Des milliers de personnes expulsées dans l'indifférence générale
Entre 2019 et 2025, la préfecture de Mayotte a ordonné la destruction de 3 884 habitations illicites, entraînant potentiellement le délogement de plus de 17 000 personnes. Ces chiffres, issus des arrêtés préfectoraux, révèlent une politique publique brutale et mal préparée, marquée par des manquements répétés de l'État.
Une politique entachée d'irrégularités
Les décisions préfectorales, souvent incomplètes, ont été compilées et analysées, croisées avec des témoignages et des images satellites. Elles dessinent un tableau accablant : des expulsions massives menées sans solution de relogement pérenne, dans un département déjà en crise sociale et économique.
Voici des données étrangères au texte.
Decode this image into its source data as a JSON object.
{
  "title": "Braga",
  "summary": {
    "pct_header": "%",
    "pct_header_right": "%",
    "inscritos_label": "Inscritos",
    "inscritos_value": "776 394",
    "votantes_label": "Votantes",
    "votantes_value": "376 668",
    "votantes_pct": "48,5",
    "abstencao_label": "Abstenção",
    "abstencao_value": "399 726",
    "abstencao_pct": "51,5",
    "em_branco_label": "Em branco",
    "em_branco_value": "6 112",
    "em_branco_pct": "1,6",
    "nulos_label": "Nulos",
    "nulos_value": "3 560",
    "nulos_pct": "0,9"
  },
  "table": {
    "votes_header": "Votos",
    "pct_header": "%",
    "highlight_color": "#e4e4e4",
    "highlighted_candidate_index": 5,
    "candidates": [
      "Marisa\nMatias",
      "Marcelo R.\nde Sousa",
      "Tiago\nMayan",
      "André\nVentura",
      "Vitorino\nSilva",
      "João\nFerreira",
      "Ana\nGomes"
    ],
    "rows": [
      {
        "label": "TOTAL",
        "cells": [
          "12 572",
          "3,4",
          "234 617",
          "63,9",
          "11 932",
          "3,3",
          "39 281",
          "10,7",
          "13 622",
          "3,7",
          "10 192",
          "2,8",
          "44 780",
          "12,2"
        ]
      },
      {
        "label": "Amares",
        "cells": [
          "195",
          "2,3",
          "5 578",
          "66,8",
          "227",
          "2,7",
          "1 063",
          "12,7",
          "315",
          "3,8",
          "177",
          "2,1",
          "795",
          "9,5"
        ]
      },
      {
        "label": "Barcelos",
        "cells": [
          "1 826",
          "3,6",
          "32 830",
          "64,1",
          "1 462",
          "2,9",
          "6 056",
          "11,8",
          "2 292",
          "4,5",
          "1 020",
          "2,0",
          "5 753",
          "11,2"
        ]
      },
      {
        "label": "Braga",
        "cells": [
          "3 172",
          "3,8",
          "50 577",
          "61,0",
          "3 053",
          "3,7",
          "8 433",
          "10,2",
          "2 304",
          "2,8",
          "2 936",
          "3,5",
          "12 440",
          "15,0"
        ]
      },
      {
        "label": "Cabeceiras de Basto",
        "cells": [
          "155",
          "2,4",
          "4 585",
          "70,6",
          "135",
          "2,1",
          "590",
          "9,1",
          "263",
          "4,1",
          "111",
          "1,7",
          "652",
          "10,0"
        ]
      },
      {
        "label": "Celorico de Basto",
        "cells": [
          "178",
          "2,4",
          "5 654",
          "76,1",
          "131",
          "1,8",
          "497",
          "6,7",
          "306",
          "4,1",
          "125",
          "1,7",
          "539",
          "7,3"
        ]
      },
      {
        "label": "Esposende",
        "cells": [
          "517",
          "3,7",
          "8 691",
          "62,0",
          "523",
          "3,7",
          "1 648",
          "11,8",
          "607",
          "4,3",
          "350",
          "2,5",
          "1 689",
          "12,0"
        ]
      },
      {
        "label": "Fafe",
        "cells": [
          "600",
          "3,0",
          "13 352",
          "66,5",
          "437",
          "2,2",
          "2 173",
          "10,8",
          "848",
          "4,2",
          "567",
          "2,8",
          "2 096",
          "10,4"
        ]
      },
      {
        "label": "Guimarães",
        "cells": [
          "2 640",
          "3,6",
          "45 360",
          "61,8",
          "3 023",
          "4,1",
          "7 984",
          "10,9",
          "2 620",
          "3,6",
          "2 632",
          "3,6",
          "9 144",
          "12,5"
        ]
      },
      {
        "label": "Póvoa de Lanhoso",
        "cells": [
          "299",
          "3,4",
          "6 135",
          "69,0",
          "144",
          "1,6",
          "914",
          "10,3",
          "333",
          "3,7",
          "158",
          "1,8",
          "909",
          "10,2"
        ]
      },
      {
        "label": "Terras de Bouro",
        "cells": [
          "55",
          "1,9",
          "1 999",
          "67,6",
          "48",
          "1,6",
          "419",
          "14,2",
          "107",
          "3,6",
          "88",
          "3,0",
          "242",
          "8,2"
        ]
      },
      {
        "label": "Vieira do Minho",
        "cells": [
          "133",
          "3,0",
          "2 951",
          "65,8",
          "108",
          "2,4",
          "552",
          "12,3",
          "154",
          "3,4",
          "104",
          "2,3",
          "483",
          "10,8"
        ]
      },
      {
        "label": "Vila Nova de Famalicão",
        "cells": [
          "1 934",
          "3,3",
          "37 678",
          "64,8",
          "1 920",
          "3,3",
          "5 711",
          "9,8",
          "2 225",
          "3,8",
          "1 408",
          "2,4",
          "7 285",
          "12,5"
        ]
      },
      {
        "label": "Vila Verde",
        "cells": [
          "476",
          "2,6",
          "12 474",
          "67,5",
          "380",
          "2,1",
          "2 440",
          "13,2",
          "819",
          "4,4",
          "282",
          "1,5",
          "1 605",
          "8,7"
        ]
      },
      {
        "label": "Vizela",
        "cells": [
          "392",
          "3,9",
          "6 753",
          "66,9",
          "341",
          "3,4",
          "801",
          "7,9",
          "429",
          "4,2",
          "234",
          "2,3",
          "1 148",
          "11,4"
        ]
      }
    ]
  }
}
Le gouvernement Lecornu II, comme ses prédécesseurs, semble avoir fermé les yeux sur les conséquences humaines de ces opérations.
Un déni de responsabilité inquiétant
Interrogée à plusieurs reprises, la préfecture de Mayotte, ainsi que ses partenaires institutionnels, n'a pas répondu aux sollicitations.
« Cette absence de transparence est symptomatique d'une gestion opaque des crises sociales dans les DOM-TOM »,estime un observateur local. Pourtant, Mayotte, territoire français, mérite une attention particulière de la part de l'État.
Un contexte de tensions politiques et sociales
Ces expulsions massives s'inscrivent dans un contexte de crise de la démocratie locale, où les décisions centralisées à Paris peinent à répondre aux réalités du terrain. La gauche dénonce une politique répressive, tandis que l'extrême droite instrumentalise la situation pour alimenter ses discours sécuritaires. Dans ce contexte, les populations les plus vulnérables paient le prix fort.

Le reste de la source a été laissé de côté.